TROIS FEMMES DE LA REVOLUTION[1].


Trois publications nouvelles, — les livres de M. de Lescure sur la princesse de Lamballe, de M. Chéron de Villiers sur Charlotte Corday, et d’un biographe anonyme sur la marquise de Montagu, — ont rappelé l’attention sur trois femmes qui donnèrent à l’une des plus tragiques époques de notre histoire les plus nobles exemples de force morale. Embellies par le double charme de la grâce et de la bonté, elles paraissaient réservées à la vie la plus tranquille, la plus heureuse, quand, précipitées au milieu de terribles catastrophes, elles passèrent en un jour de la timidité de l’enfant au stoïcisme du héros. L’une, victime volontaire, qui s’offre en holocauste pour apaiser le courroux du ciel, subit avec une angélique douceur le martyre du dévouement et de l’amitié ; l’autre sacrifie sa vie dans l’espoir d’arracher la France à une tyrannie sanguinaire ; la troisième doit son illustration récente à des épreuves quelquefois aussi cruelles que la mort même, à l’exil et à la pauvreté. Dans chacune de ces destinées, on retrouve les contrastes qui marquèrent alors l’histoire de la société française tout entière, d’abord des songes enchanteurs, puis un affreux réveil. Qu’on remonte aux jours qui précédèrent ce terrible moment du réveil. Dans la bourgeoisie aussi bien que dans la noblesse, en France comme à Paris, et à Paris comme à la cour, on n’avait à la bouche que les mots de justice et d’honneur, de tolérance et de liberté. C’était un vrai délire de bienveillance et d’espoir. « Comme l’astrologue de la fable, on tombait dans un puits en regardant les astres[2]. » La princesse de Lamballe à Trianon, Charlotte Corday dans l’Abbaye-aux-Dames de Caen, Mme de Montagu à l’hôtel de Noailles, partageaient les mêmes illusions sur l’avenir de l’humanité. Le temps semblait venu où disparaîtraient tous les préjugés, toutes les hontes et toutes les misères. Mme de Lamballe était grande-maîtresse d’une loge maçonnique dont Marie-Antoinette disait : « Dieu y est dans toutes les bouches ; on y fait beaucoup de charités. On élève les enfans des membres pauvres pu décédés, on marie leurs filles.
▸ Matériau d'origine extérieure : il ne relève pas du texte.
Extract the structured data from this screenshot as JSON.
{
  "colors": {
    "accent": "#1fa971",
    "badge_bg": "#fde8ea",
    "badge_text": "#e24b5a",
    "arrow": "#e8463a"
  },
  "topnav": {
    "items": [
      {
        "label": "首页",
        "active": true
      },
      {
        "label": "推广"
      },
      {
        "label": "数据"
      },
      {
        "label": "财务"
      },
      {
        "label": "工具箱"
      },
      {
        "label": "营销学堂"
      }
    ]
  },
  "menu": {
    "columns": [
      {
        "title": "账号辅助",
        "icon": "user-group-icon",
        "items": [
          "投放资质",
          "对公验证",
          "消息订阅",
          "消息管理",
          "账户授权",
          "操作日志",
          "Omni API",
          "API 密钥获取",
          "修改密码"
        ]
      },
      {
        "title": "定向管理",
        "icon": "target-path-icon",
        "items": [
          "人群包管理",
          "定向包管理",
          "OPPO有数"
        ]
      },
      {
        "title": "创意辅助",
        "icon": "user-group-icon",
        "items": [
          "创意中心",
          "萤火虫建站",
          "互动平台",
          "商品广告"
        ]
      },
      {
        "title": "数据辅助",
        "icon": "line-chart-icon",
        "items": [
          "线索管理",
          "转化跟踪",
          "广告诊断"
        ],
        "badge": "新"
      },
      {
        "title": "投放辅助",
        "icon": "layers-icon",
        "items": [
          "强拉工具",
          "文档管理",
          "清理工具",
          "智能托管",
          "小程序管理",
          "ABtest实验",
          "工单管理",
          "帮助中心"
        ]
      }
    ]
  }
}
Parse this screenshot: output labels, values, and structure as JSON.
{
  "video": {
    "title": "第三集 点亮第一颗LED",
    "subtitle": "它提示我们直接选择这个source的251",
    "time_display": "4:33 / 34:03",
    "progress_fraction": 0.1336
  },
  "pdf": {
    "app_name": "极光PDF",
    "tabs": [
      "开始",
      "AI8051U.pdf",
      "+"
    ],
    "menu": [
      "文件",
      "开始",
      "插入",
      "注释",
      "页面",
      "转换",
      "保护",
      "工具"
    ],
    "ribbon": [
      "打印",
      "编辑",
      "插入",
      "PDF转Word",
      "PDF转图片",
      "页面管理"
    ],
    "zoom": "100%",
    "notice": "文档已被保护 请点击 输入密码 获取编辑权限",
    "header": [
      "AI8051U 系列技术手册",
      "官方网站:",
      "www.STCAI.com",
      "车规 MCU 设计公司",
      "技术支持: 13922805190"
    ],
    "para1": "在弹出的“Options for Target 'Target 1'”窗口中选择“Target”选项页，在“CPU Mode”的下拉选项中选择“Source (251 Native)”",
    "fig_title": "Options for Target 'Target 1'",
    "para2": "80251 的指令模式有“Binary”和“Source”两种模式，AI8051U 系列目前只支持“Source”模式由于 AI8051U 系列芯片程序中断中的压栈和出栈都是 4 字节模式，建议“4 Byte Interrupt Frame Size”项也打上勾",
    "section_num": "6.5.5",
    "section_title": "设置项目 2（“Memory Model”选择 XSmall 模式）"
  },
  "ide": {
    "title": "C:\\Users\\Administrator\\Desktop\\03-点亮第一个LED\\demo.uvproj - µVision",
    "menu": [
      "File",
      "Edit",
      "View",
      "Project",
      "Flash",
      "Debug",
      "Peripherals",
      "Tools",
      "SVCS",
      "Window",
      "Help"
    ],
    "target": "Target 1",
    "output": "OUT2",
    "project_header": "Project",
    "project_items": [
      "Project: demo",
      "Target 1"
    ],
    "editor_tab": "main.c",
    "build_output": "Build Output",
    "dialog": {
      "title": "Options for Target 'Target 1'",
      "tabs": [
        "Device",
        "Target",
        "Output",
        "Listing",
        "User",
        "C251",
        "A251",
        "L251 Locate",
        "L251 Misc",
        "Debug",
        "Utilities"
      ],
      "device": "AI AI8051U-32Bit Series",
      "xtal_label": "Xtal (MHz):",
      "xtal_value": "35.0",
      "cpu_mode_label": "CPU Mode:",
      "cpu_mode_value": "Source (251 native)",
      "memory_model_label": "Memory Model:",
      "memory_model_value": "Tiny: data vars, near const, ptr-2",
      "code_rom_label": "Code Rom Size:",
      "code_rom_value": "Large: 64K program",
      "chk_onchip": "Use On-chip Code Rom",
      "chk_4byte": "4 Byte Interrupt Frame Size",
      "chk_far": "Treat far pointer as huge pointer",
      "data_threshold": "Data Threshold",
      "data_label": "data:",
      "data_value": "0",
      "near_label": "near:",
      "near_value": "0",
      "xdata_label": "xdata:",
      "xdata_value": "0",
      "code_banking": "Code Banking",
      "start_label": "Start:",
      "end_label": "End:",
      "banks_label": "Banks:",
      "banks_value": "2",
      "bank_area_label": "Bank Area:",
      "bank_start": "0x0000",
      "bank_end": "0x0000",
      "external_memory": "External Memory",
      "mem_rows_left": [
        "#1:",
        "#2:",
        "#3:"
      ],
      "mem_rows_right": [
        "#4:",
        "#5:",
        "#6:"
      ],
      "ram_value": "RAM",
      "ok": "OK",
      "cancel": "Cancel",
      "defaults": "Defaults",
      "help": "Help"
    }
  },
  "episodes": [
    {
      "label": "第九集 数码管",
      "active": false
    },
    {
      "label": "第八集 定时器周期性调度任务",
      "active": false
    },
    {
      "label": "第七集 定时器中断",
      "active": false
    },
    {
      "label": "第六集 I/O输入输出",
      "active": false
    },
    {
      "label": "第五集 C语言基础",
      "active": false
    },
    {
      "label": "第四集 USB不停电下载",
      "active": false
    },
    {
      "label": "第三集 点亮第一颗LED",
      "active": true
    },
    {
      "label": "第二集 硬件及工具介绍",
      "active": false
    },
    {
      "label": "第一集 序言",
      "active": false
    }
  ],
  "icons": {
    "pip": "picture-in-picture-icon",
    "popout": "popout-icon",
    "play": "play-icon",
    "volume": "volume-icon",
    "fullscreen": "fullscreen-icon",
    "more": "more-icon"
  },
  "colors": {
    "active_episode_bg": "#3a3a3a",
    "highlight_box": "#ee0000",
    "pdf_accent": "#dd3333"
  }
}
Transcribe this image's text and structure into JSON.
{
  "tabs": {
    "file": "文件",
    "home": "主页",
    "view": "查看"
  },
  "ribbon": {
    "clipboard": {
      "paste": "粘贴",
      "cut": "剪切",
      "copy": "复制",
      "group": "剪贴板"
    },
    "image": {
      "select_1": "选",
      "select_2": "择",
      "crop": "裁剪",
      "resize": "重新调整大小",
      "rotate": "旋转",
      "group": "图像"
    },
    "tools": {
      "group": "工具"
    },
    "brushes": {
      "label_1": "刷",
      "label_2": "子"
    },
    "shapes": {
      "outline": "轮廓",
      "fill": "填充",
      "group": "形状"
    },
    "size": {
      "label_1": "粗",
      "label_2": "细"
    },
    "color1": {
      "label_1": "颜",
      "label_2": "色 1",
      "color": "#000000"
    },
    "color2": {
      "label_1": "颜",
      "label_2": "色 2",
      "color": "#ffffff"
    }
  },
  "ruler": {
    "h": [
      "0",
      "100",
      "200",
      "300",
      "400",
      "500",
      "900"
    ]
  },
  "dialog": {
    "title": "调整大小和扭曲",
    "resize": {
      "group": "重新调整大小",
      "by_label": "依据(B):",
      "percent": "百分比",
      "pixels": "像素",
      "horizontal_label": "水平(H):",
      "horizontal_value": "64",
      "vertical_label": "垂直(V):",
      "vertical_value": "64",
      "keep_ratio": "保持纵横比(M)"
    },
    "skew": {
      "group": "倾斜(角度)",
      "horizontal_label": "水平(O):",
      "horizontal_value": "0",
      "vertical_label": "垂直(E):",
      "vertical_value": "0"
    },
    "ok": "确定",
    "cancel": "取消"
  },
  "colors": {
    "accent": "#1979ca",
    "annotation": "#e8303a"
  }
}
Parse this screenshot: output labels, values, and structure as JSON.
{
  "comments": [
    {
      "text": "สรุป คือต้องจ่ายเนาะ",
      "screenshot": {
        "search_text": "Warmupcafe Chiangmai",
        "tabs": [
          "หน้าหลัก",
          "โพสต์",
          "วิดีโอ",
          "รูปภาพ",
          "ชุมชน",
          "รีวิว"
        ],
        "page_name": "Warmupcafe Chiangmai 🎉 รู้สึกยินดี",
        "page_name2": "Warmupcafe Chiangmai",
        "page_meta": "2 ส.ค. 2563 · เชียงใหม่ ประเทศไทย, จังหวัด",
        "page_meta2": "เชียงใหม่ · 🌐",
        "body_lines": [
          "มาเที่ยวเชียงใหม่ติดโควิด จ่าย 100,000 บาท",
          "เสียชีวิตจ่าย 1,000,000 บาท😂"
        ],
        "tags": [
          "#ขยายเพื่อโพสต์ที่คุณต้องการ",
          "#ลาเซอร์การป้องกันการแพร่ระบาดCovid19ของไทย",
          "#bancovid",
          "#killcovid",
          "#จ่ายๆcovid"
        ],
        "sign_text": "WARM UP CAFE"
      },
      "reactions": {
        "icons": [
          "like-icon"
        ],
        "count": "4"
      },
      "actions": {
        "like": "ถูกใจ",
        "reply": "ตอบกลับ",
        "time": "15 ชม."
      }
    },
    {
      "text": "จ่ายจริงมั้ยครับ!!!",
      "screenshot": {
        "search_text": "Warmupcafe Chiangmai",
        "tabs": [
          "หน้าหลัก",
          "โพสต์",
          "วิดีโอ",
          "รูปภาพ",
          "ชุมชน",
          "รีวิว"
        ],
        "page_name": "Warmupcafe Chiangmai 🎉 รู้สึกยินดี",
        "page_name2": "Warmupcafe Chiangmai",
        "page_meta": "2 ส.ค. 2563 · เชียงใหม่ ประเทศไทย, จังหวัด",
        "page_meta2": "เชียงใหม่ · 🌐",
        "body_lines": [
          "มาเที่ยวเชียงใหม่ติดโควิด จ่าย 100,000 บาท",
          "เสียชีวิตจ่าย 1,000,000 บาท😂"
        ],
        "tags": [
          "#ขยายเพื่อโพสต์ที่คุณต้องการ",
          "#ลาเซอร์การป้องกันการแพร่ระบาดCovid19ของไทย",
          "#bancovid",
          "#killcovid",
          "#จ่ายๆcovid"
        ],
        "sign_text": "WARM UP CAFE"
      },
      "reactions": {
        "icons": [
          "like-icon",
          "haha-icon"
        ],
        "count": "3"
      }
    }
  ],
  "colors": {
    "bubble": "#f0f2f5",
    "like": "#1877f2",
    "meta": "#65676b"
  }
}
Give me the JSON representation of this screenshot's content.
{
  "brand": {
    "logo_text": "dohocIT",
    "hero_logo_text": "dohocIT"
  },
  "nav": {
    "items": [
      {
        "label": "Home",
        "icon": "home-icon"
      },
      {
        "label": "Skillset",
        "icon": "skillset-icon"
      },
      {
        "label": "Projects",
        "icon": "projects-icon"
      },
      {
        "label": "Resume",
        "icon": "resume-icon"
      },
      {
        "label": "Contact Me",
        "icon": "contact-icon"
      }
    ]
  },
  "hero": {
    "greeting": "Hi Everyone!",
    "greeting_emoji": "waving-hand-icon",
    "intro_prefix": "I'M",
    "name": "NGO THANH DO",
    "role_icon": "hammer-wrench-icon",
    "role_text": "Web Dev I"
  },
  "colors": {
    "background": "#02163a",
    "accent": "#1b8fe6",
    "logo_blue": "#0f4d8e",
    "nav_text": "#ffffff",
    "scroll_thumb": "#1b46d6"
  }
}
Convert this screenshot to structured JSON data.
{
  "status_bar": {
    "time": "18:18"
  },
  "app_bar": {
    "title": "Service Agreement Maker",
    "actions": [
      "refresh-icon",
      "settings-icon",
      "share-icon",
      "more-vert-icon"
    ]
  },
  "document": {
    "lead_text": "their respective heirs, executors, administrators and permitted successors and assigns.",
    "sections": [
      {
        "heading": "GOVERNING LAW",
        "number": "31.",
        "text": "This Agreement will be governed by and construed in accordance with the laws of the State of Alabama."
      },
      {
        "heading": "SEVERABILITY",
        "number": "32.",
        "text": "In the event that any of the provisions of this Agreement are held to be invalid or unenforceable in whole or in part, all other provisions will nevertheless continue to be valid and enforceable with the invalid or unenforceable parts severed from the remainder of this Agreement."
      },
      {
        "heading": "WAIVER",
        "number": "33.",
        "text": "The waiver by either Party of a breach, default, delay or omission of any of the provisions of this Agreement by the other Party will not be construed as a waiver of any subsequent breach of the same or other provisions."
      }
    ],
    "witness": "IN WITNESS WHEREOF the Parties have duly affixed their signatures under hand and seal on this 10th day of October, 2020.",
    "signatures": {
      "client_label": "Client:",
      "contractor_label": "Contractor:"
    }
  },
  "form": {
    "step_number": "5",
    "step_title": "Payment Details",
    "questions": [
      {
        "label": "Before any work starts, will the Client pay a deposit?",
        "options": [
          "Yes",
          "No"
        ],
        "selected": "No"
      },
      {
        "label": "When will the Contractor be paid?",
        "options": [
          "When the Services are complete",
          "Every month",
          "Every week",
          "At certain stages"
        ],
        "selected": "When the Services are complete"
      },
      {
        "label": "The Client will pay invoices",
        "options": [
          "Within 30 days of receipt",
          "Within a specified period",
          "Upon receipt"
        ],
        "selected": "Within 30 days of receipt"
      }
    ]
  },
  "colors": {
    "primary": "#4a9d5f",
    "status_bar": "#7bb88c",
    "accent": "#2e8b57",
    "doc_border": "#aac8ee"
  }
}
Il n’y a pas de mal à tout cela… Je crois, après tout, qu’on pourrait faire du bien sans tant de cérémonies ; mais il faut laisser à chacun sa manière : pourvu qu’on fasse le bien, qu’importe[3] ? » La bienfaisance, la sensibilité, étaient alors à la

  1. La Princesse de Lamballe, par M. de Lescure ; — Marie-Anne-Charlotte de Corday d’Armont, par M. Chéron de Villiers ; — Anne-Paule-Dominique de Noailles, marquise de Montagu.
  2. Vie de la princesse de Poix, 1 volume tiré à peu d’exemplaires, par la vicomtesse de Noailles, née en 1791, morte en 1851.
  3. Lettre de Marie-Antoinette à sa sœur Marie-Christine, 26 février 1781.